But worry is not just for the sleeping hours. In the daylight, too, at this time of year, our complex mix of excitement and fear takes on many shapes. We're buying seeds, potting soil, tools, and all kinds of building materials right now, with our first market income still far away. In a huge step for us, we just took on our first bank loan this month: $20,000 for a tractor with enough power, and the capacity to start every week. We're not making these investments blindly. We have careful analyses, cash flow projections, and budgets based on real numbers from our past few years of sales. But still, it can feel crazy. But we know, too, that if we don't make some improvements, some good investments in our systems, we will not hit our goals and will not produce enough to make our living.
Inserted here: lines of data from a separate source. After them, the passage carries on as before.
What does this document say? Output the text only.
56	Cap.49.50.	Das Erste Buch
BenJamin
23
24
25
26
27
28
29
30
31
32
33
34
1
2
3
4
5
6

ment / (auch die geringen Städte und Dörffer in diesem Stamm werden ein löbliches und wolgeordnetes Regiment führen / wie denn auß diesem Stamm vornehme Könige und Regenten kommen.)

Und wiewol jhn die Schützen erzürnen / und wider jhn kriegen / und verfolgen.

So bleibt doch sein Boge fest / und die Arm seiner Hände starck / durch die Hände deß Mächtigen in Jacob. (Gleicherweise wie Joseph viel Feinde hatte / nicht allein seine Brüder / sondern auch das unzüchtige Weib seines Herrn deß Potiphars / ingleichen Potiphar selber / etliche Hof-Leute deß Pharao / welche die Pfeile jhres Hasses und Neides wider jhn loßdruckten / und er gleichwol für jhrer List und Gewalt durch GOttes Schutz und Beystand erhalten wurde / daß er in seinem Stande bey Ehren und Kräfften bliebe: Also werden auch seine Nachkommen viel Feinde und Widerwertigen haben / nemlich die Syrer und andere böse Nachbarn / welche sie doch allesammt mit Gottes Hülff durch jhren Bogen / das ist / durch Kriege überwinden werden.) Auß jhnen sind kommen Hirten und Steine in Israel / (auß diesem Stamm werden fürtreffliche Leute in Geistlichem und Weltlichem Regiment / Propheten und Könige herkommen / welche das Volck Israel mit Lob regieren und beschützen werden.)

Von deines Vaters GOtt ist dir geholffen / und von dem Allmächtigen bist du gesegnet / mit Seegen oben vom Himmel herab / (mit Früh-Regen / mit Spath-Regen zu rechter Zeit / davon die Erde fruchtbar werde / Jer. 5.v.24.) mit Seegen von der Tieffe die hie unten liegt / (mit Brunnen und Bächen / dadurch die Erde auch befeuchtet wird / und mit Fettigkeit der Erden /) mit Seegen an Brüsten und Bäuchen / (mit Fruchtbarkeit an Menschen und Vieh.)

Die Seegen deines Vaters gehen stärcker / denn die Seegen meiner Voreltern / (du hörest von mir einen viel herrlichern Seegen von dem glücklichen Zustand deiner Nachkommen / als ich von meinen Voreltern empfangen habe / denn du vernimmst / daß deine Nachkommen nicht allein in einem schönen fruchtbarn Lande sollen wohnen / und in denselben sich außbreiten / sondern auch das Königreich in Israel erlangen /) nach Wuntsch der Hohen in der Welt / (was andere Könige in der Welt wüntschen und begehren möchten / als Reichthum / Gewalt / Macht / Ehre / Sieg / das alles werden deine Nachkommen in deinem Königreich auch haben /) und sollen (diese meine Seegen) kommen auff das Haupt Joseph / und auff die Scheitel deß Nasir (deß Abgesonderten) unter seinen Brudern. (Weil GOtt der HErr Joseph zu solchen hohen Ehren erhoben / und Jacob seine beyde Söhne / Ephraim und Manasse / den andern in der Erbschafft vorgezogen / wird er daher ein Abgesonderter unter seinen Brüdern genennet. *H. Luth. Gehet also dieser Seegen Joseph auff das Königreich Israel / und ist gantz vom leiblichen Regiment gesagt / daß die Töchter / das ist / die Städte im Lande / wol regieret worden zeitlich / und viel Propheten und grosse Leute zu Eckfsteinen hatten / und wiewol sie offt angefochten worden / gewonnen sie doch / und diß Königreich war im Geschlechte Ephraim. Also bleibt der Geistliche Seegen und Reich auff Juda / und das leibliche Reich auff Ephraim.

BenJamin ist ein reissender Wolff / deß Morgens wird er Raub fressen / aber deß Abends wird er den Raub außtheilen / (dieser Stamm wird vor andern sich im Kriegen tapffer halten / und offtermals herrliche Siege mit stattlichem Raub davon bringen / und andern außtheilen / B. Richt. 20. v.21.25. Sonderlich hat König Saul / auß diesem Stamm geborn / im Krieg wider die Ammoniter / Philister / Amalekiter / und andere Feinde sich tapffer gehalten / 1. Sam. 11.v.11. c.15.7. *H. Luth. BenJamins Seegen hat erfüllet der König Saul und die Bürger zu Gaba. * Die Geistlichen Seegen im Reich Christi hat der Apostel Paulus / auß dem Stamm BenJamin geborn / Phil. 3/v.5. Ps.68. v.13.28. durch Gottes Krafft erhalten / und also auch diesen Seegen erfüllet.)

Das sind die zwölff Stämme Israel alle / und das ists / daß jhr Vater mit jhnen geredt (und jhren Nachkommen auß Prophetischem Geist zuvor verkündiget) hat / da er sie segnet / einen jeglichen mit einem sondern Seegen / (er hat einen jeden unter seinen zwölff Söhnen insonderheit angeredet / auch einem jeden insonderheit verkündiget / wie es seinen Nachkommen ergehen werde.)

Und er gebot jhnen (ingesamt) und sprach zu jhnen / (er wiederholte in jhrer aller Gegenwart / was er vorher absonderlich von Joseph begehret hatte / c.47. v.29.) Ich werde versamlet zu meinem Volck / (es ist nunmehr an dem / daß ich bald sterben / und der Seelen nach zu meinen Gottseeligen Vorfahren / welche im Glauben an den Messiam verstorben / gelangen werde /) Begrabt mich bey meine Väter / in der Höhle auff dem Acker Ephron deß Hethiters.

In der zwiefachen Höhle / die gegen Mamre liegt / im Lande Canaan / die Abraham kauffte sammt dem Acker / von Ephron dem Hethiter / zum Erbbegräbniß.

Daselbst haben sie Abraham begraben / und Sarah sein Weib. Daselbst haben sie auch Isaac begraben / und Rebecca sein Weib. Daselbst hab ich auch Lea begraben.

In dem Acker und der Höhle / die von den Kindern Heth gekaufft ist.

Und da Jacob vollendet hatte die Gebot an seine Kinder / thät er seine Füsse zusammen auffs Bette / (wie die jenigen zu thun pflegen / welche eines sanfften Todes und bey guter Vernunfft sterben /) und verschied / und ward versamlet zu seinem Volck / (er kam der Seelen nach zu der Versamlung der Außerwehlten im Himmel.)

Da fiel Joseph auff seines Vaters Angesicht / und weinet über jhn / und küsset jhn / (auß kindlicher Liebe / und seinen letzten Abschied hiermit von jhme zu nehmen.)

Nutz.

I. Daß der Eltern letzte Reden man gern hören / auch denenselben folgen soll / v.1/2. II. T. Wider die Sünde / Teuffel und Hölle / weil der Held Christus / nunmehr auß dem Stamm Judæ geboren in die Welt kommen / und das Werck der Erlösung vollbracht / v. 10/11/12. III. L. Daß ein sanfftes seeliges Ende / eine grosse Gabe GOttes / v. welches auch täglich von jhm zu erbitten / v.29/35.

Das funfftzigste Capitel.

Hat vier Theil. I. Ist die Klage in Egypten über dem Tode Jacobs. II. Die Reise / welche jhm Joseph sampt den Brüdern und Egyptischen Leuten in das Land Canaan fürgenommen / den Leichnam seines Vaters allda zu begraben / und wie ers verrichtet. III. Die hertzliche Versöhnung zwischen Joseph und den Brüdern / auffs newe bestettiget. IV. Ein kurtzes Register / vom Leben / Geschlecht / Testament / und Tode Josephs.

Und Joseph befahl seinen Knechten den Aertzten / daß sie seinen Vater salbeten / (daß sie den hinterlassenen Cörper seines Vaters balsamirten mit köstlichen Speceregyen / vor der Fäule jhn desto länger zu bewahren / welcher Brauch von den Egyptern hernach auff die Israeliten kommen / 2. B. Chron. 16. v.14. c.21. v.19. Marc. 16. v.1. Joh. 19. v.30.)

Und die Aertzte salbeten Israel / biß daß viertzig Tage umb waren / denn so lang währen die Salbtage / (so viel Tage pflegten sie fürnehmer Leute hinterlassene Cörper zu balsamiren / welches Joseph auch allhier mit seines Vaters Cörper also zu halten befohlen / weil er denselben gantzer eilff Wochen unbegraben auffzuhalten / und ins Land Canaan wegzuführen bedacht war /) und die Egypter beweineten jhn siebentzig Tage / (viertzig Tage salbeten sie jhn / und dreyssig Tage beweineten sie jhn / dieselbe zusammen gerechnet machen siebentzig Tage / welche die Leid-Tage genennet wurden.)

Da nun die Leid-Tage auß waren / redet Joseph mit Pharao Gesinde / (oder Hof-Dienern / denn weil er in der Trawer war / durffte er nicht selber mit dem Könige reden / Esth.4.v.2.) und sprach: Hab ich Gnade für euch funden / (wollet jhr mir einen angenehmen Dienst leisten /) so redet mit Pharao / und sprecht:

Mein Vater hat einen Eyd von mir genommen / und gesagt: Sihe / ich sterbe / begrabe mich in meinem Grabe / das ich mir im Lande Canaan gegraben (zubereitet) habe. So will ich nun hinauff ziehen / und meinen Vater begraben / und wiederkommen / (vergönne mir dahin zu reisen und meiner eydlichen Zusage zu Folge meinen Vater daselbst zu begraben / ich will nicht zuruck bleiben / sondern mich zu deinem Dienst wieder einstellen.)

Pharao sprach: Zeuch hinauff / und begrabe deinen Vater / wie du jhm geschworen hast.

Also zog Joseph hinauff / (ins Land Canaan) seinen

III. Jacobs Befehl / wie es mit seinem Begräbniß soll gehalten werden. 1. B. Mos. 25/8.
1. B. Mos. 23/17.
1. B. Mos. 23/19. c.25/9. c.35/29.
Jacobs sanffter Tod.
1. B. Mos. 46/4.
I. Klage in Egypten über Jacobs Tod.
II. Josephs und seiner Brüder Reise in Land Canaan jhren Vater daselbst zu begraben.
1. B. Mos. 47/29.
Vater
I joke to Mary that the more the ground thaws, the deeper our spending freeze should go, but my joke seems kind of lame and falls flat. We know it's no joke that one credit card is filled, but we both snicker even if the joke is only OK, because maybe some jokes, some keeping it light is an important part of the slumber party feeling that helps keep the excitement up.
The other thing we need, to be honest, are more farm members. People willing to say "hey, I'm with you guys for the season, let's see what you can do." The first spring payments from those memberships are what will get us through to the market season, but right now we mostly just need to know that you are on board; you can still reserve your membership with just a $20 deposit (and thank you, so much, to everyone who has done so already).
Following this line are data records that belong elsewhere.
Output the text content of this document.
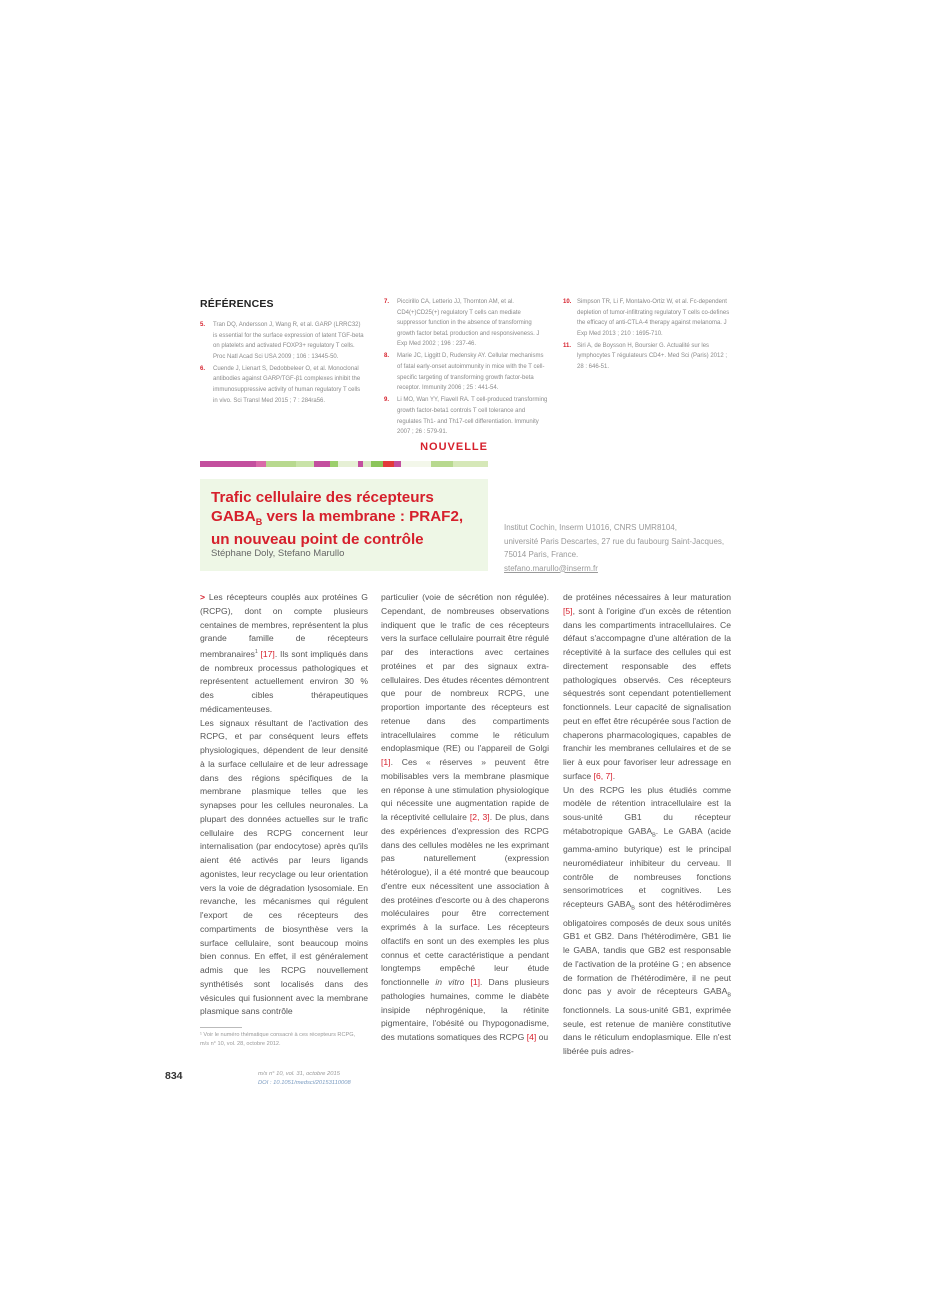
RÉFÉRENCES
5. Tran DQ, Andersson J, Wang R, et al. GARP (LRRC32) is essential for the surface expression of latent TGF-beta on platelets and activated FOXP3+ regulatory T cells. Proc Natl Acad Sci USA 2009 ; 106 : 13445-50.
6. Cuende J, Lienart S, Dedobbeleer O, et al. Monoclonal antibodies against GARP/TGF-β1 complexes inhibit the immunosuppressive activity of human regulatory T cells in vivo. Sci Transl Med 2015 ; 7 : 284ra56.
7. Piccirillo CA, Letterio JJ, Thornton AM, et al. CD4(+)CD25(+) regulatory T cells can mediate suppressor function in the absence of transforming growth factor beta1 production and responsiveness. J Exp Med 2002 ; 196 : 237-46.
8. Marie JC, Liggitt D, Rudensky AY. Cellular mechanisms of fatal early-onset autoimmunity in mice with the T cell-specific targeting of transforming growth factor-beta receptor. Immunity 2006 ; 25 : 441-54.
9. Li MO, Wan YY, Flavell RA. T cell-produced transforming growth factor-beta1 controls T cell tolerance and regulates Th1- and Th17-cell differentiation. Immunity 2007 ; 26 : 579-91.
10. Simpson TR, Li F, Montalvo-Ortiz W, et al. Fc-dependent depletion of tumor-infiltrating regulatory T cells co-defines the efficacy of anti-CTLA-4 therapy against melanoma. J Exp Med 2013 ; 210 : 1695-710.
11. Siri A, de Boysson H, Boursier G. Actualité sur les lymphocytes T régulateurs CD4+. Med Sci (Paris) 2012 ; 28 : 646-51.
NOUVELLE
Trafic cellulaire des récepteurs
$GABA_B$ vers la membrane : PRAF2,
un nouveau point de contrôle
Stéphane Doly, Stefano Marullo
Institut Cochin, Inserm U1016, CNRS UMR8104,
université Paris Descartes, 27 rue du faubourg Saint-Jacques,
75014 Paris, France.
stefano.marullo@inserm.fr

> Les récepteurs couplés aux protéines G (RCPG), dont on compte plusieurs centaines de membres, représentent la plus grande famille de récepteurs membranaires$^1$ [17]. Ils sont impliqués dans de nombreux processus pathologiques et représentent actuellement environ 30 % des cibles thérapeutiques médicamenteuses.

Les signaux résultant de l'activation des RCPG, et par conséquent leurs effets physiologiques, dépendent de leur densité à la surface cellulaire et de leur adressage dans des régions spécifiques de la membrane plasmique telles que les synapses pour les cellules neuronales. La plupart des données actuelles sur le trafic cellulaire des RCPG concernent leur internalisation (par endocytose) après qu'ils aient été activés par leurs ligands agonistes, leur recyclage ou leur orientation vers la voie de dégradation lysosomiale. En revanche, les mécanismes qui régulent l'export de ces récepteurs des compartiments de biosynthèse vers la surface cellulaire, sont beaucoup moins bien connus. En effet, il est généralement admis que les RCPG nouvellement synthétisés sont localisés dans des vésicules qui fusionnent avec la membrane plasmique sans contrôle

particulier (voie de sécrétion non régulée). Cependant, de nombreuses observations indiquent que le trafic de ces récepteurs vers la surface cellulaire pourrait être régulé par des interactions avec certaines protéines et par des signaux extra-cellulaires. Des études récentes démontrent que pour de nombreux RCPG, une proportion importante des récepteurs est retenue dans des compartiments intracellulaires comme le réticulum endoplasmique (RE) ou l'appareil de Golgi [1]. Ces « réserves » peuvent être mobilisables vers la membrane plasmique en réponse à une stimulation physiologique qui nécessite une augmentation rapide de la réceptivité cellulaire [2, 3]. De plus, dans des expériences d'expression des RCPG dans des cellules modèles ne les exprimant pas naturellement (expression hétérologue), il a été montré que beaucoup d'entre eux nécessitent une association à des protéines d'escorte ou à des chaperons moléculaires pour être correctement exprimés à la surface. Les récepteurs olfactifs en sont un des exemples les plus connus et cette caractéristique a pendant longtemps empêché leur étude fonctionnelle in vitro [1]. Dans plusieurs pathologies humaines, comme le diabète insipide néphrogénique, la rétinite pigmentaire, l'obésité ou l'hypogonadisme, des mutations somatiques des RCPG [4] ou

de protéines nécessaires à leur maturation [5], sont à l'origine d'un excès de rétention dans les compartiments intracellulaires. Ce défaut s'accompagne d'une altération de la réceptivité à la surface des cellules qui est directement responsable des effets pathologiques observés. Ces récepteurs séquestrés sont cependant potentiellement fonctionnels. Leur capacité de signalisation peut en effet être récupérée sous l'action de chaperons pharmacologiques, capables de franchir les membranes cellulaires et de se lier à eux pour favoriser leur adressage en surface [6, 7].

Un des RCPG les plus étudiés comme modèle de rétention intracellulaire est la sous-unité GB1 du récepteur métabotropique $GABA_B$. Le GABA (acide gamma-amino butyrique) est le principal neuromédiateur inhibiteur du cerveau. Il contrôle de nombreuses fonctions sensorimotrices et cognitives. Les récepteurs $GABA_B$ sont des hétérodimères obligatoires composés de deux sous unités GB1 et GB2. Dans l'hétérodimère, GB1 lie le GABA, tandis que GB2 est responsable de l'activation de la protéine G ; en absence de formation de l'hétérodimère, il ne peut donc pas y avoir de récepteurs $GABA_B$ fonctionnels. La sous-unité GB1, exprimée seule, est retenue de manière constitutive dans le réticulum endoplasmique. Elle n'est libérée puis adres-

¹ Voir le numéro thématique consacré à ces récepteurs RCPG,
m/s n° 10, vol. 28, octobre 2012.
834	m/s n° 10, vol. 31, octobre 2015
DOI : 10.1051/medsci/20153110008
We returned from the conference to find another great surprise: in addition to a few more members, an anonymous note had arrived in our mailbox, with a bank check for a donation to our eatership fund--enough to cover one peak-season share or large feed bag for a family in need. Whoever you are, we love you, and it will help! We have successfully raised about $1500 in Eatership funds, and have started making matches to families that need some help. We need help spreading the word about our memberships and have tried to make the website as easy as possible to navigate and pay that deposit, whether you can cover the whole membership cost yourself, or if you need a boost.
As I write, the farm darkens. The chickens that I just checked are chortling on their roost bars. Malaya is snoring under my desk. Air from the open window wafts in; I smell spring coming, snowmelt, mud, compost. We are starting seeds so soon. I can hardly wait until I fall asleep, but I know I'll have late-night ideas to share. It'll take a few elbows I'm sure. But it's worth it.